А потом он встал – легко и осторожно, чтобы каноэ не закачалось и не двинулось ни на дюйм, – взял весло и выбрался наружу.
Глубинная боль отделения тут же сжала его тисками. Позади из лодки раздался приглушенный стон. Это было все равно что пытаться влезть по крутому склону холма, когда легкие у тебя разрываются, требуя воздуха, а сердце колотится о ребра, – только гораздо хуже, потому что внутри самой боли, углубляя, окрашивая, отравляя ее, жило ужасное чувство вины за то, что он сейчас мучает свою любимую Асту. Она дрожала с головы до ног от любви и муки, она была такая храбрая – ее взгляд провожал его с такой преданностью, а он медленно, неотвратимо уходил прочь, все дальше и дальше, как будто собираясь покинуть ее навсегда. Но он должен… Малкольм заставил себя идти вперед, сквозь эту боль, которая сейчас безжалостно терзала котенка-леопарда в лодке. Заставил, и побрел в темноту, вверх по мокрому склону, туда, где белел мавзолей. Иначе было нельзя – потому что там кто-то делал с Элис что-то ужасное, и она неистово кричала, отбиваясь.

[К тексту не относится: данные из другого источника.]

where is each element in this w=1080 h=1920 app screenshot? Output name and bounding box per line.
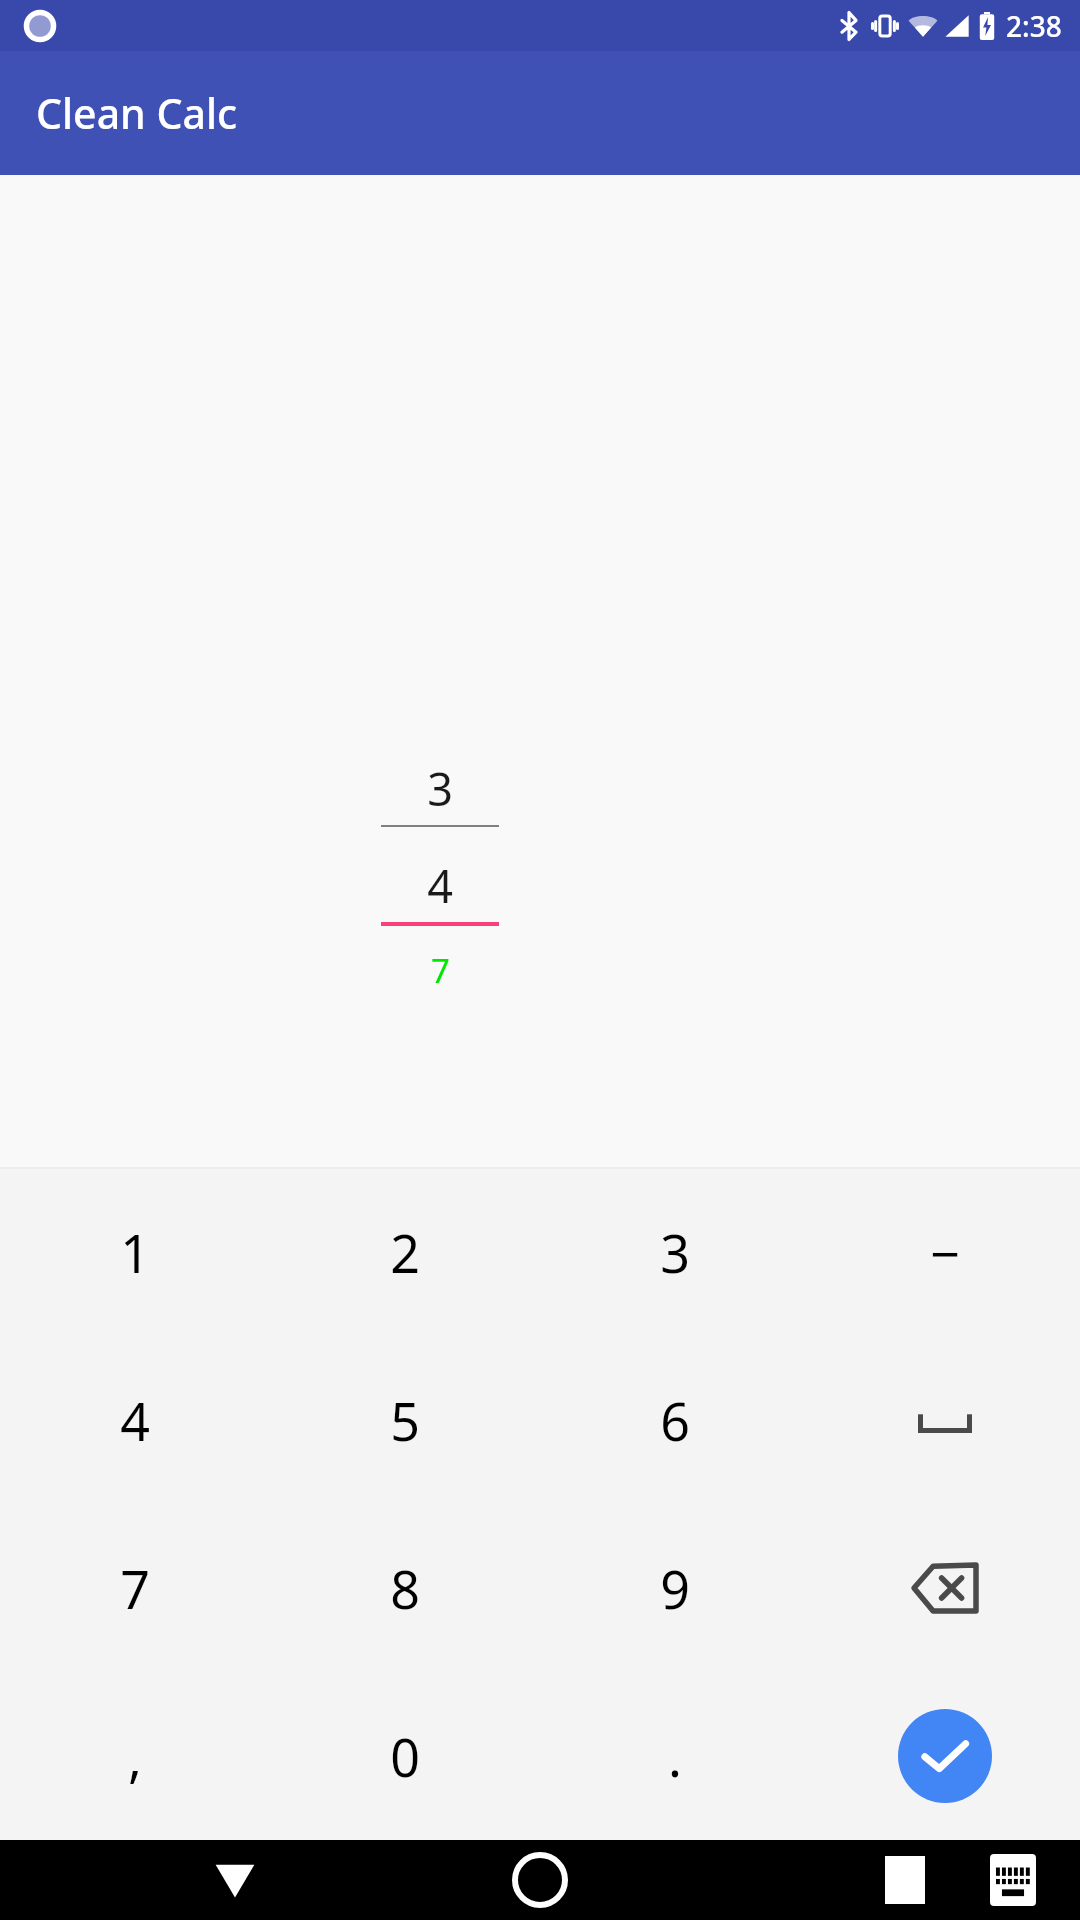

Гиена-деймон – уже без обеих передних лап – полустояла-полулежала на траве, зажав терьера-Бена в своей мерзкой пасти. Бен извивался, лягался, кусался и выл, а чудовищные зубы смыкались, медленно и сладострастно, на его крошечном тельце.
Тут из-за туч вышла луна. На свету возник Боннвиль – он крепко держал Элис за запястья, прижимая ее к ступенькам мавзолея. В холодном сиянии вспыхнули глаза гиены и ее человека, а на щеках Элис блеснули слезы. Ничего ужаснее этого Малкольм в жизни не видел. И он рванулся через марево боли, поскользнулся на сырой траве, и встал, и поднял весло, и опустил его с размаху мужчине на спину – но слабо… слишком слабо…
Боннвиль извернулся, увидел Малкольма и разразился смехом. Элис закричала и попробовала оттолкнуть мужчину, но он одной оплеухой повалил ее обратно на камень. Малкольм попробовал ударить его еще раз. Луна лила ослепительный свет на промокшую траву, заросшие мхом могильные камни, осыпающийся мавзолей и сплетенные в жутком объятии фигуры меж колонн.
Что-то росло внутри у Малкольма… что-то, с чем бесполезно спорить, чем нельзя управлять, – словно стая диких собак, рыча, завывая и щелкая челюстями, неслась прямо на него. Рваные уши, слепые белые глаза, окровавленные морды…
И вот они уже со всех сторон, вокруг него и в нем, и он снова замахнулся веслом и ударил гиену-деймона в плечо.